Subproblems are solved and merged based on an agent group composition function. This uses a heuristic to estimate the amount of computational work a subproblem will require to be solved. The agent group composition function determines which agent groups should be paired together and solved. The agent group composition is crucial in determining subproblems that effectively target problematic agents.

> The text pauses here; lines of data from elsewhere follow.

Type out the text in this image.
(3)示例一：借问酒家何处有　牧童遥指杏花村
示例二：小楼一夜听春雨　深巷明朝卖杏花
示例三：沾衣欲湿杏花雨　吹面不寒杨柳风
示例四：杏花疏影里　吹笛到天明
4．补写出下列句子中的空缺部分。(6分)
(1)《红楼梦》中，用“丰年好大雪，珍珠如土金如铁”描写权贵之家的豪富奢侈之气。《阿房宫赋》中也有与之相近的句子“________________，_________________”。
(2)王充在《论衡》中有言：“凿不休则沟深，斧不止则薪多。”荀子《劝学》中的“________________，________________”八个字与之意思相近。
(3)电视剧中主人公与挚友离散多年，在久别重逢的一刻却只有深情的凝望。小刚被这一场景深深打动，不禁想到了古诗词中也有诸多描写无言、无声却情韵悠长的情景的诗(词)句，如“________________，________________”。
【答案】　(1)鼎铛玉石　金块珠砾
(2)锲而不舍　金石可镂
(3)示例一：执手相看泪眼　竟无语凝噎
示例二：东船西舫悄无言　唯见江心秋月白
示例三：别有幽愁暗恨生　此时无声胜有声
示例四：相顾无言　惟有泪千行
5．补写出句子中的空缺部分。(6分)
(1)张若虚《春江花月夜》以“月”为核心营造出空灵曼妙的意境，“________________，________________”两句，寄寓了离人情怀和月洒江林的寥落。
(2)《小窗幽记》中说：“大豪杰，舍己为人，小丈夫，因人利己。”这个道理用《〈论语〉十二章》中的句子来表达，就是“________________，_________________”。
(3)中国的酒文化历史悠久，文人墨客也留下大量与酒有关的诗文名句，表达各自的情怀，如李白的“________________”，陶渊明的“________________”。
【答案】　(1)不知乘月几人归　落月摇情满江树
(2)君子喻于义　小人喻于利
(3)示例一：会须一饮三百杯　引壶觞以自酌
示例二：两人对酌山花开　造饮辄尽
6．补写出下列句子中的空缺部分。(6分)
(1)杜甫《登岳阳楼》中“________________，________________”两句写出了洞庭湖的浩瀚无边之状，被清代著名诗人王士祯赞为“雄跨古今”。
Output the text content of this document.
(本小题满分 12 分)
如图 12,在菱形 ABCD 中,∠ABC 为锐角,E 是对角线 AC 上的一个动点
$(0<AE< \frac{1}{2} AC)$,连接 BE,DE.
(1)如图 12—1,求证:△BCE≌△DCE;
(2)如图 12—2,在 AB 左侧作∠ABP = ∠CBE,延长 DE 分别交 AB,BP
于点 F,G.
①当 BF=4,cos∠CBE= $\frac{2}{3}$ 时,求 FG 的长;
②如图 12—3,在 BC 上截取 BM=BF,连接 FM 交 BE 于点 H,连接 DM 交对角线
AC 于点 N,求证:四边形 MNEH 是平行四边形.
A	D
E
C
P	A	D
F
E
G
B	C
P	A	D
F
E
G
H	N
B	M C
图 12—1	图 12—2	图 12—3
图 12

Subproblems are solved using CBS and the information about their paths, constraints, and costs are used in the future when solving larger subproblems through a process called crossing constraint trees. This is the process of taking information from each subproblem and combining them to provide a starting basis for larger subproblems. The process of organizing, solving, and merging subproblems is repeated until the full multi-agent pathfinding problem is solved.


Evaluation

The hierarchical composition algorithms were tested on three sets of experiments. The first tests different heuristics for the agent group composition function. The second experiment tests the runtime and memory performance of the algorithms on a difficult, collision-heavy cross environment. The third experiment tests the runtime an dmemory performance of the algorithms on randomly generated environments. All algorithms were run for 20 iterations and the results were averaged. The hierarchical composition algorithms were tested against CBS and Improved CBS. We show improved scalability in robot numbers in difficult problems consisting of many inter-agent conflicts. For the two parallel extensions, we analyze its performance and discuss situations in which one should preferred over the other. For an in-depth analysis of the algorithms, please refer to the original paper linked below.


Related Publications

Parallel Hierarchical Composition Conflict-Based Search, Hannah Lee, James Motes, Marco Morales, Nancy M. Amato, IEEE/RSJ International Conference on Intelligent Robots and Systems, Vol: 6, Issue: 4, pp. 7001-7008, Prague, Czech Republic, Jul 2021. DOI: 10.1109/LRA.2021.3096476.
Keywords: Multi-Agent, Parallel Planning, Path Planning
Links : [Published]

BibTex

@article{lee2021parallel,
title={Parallel Hierarchical Composition Conflict-Based Search for Optimal Multi-Agent Pathfinding},
author={Lee, Hannah and Motes, James and Morales, Marco and Amato, Nancy M},
journal={IEEE Robotics and Automation Letters},
volume={6},
number={4},
pages={7001--7008},
year={2021},
publisher={IEEE}
}


Abstract

In this letter, we present the following optimal multi-agent pathfinding (MAPF) algorithms: Hierarchical Composition Conflict-Based Search, Parallel Hierarchical Composition Conflict-Based Search, and Dynamic Parallel Hierarchical Composition Conflict-Based Search. MAPF is the task of finding an optimal set of valid path plans for a set of agents such that no agents collide with present obstacles or each other. The presented algorithms are an extension of Conflict-Based Search (CBS), where the MAPF problem is solved by composing and merging smaller, more easily manageable subproblems. Using the information from these subproblems, the presented algorithms can more efficiently find an optimal solution. Our three presented algorithms demonstrate improved performance for optimally solving MAPF problems consisting of many agents in crowded areas while examining fewer states when compared with CBS and its variant Improved Conflict-Based Search.